Sobre esse mesmo tema já tivemos a
oportunidade de nos deter em outras ocasiões mas vemos que este nunca esteve
tão atual como no momento da vida nacional quando observamos a maioria das
autoridades emitindo decretos e portarias ao seu bel prazer, muitos deles sem
se ater às regras insculpidas no texto Constitucional da República, numa
verdadeira afronta a tudo e a todos, como se vivêssemos em uma “terra de
ninguém”, onde a lei é o que diz a “autoridade”, contando na maioria das vezes com
o silêncio tumular dos cientistas do direito e de muitos do Poder Judiciário.
Aliás, até a cúpula deste resolve comportar-se da mesma maneira, inclusive muitas
vezes legislando e usurpando a competência originária do Poder Legislativo.
Com efeito, nunca se viu tanto
autoritarismo na vida nacional como nos dias atuais, pois eclodiu nessas autoridades
e até mesmo entre muitos do povo o sentimento ancestral do “Eu mandei, eu
posso, eu determinei”, à revelia da Lei votada pelo Congresso Nacional. Daí porque,
nem mesmo nos tempos da chamada “Ditadura Militar”, se viu tanto desrespeito
aos direitos individuais e coletivos dos brasileiros, como os consagrados nos
arts. 5º e 6º da Lei Maior da Nação. Daí porque, como entender o comportamento
dessas autoridades, se seus atos estupram a Ordem Jurídica constituída? Onde
estão aqueles que tem o dever de zelar pelo cumprimento dessas regras? Vamos assistir
a tudo isso passivamente como cordeiros sendo levados ao matadouro? Certamente que
não, pois os brasileiros não têm a tradição de se manter inertes quando percebem
que os abusos chegaram ao limite do intolerável.

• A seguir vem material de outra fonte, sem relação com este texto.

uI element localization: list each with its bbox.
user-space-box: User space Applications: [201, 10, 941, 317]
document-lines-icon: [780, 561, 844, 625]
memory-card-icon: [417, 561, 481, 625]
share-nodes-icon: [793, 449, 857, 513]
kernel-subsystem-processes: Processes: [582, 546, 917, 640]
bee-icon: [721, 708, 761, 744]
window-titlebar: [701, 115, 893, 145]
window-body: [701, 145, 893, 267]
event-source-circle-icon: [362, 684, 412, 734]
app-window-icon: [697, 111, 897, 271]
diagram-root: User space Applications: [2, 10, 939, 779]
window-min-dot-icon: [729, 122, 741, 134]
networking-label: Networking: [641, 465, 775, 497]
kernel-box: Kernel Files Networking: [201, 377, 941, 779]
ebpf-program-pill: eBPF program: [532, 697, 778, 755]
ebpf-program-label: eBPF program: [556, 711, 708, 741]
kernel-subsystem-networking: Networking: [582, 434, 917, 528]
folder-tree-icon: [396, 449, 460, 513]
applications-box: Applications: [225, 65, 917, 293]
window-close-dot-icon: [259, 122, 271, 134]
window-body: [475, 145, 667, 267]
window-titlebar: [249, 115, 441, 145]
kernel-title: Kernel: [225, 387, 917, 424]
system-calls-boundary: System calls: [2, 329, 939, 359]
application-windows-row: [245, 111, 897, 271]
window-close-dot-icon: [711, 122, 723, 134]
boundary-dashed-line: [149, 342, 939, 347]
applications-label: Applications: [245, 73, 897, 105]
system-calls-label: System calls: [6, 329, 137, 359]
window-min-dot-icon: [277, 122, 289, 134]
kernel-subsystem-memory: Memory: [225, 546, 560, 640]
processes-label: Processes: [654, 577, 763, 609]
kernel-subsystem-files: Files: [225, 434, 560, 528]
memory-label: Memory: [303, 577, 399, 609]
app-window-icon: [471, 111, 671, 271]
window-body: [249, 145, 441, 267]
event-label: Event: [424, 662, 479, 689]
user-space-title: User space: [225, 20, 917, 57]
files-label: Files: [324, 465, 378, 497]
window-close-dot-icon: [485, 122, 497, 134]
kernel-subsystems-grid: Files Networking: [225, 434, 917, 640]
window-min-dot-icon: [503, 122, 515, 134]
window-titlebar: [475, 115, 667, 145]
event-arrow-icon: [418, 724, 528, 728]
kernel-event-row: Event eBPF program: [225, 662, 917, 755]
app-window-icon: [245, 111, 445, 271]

Por outro lado, alguém poderia dizer que estamos
em um estado de emergência, todavia, nem assim teria cabimento tamanha
insensatez por parte desses gestores e autoridades, uma vez que isso só caberia
em situação de “estado de sítio”, esgotadas todas as medidas possíveis no estado
de defesa, o que não é o caso. Com efeito, o artigo 137, inciso I, da
Constituição fala em promoção do estado de sítio somente após a “ineficácia de medida tomada durante o
estado de defesa”, que é espécie do mesmo gênero de Direito Excepcional
constitucionalmente regulado, mas de menor
intensidade do que o estado de sítio e, assim mesmo, “determina que o Presidente da República pode, ouvidos o
Conselho da República e o Conselho de Defesa Nacional, solicitar ao Congresso
Nacional do Brasil autorização para decretar o estado de sítio em alguns casos
específicos, a saber, “comoção grave de repercussão nacional”. Na situação
atual, o que se contempla são prefeitos e governadores decretando medidas que
são próprias do estado de sítio, quase todas de competência do Governo Federal.
Há decretos que tem mais força do que a Constituição da República e das Leis
Ordinárias, pois prevê invasão de domicílio, prisão de pessoas inocentes,
multas por estar circulando nas ruas, barreiras impedindo as pessoas de
entrarem nas cidades, obrigatoriedade do uso de máscaras e tantos outros. Tudo
ao arrepio da Lei e da Justiça. Assim sendo, cada ditador age como bem entende.
Pergunta-se: quais as providências efetivas que eles têm adotado para equipar
os hospitais e postos de saúde, para atender os médicos, enfermeiros, os demais
profissionais da saúde e a população em geral? Certamente que nada fizeram até
agora, mas o dinheiro está sendo amplamente gasto em propagandas.
Por
fim, até alguns do ministério público, os quais deviam estar atentos para ver a
destinação desses recursos públicos, preferem se imiscuir naquilo que não é de
sua competência, como fazer recomendações administrativas aos prefeitos. Assim a
sociedade não tem a quem recorrer, tendo em vista que já não acredita na
atuação da própria Justiça, cujo acesso, antes deveras difícil, agora tornou-se
quase que impossível. Em um legítimo Estado Democrático de Direito, o que
prevalece é a vontade da lei criada pelo poder legislativo e não a dos gestores
públicos, cada poder deve agir dentro dos limites da sua competência, sem
invadir a competência do outro, na inteligência do princípio da tripartição dos
poderes adotada pela nossa República.Dr. Adilson Miranda é advogado, Presidente da OAB-Subseção de Ibicaraí, e Vice-Presidente da Associação dos Advogados da Bahia.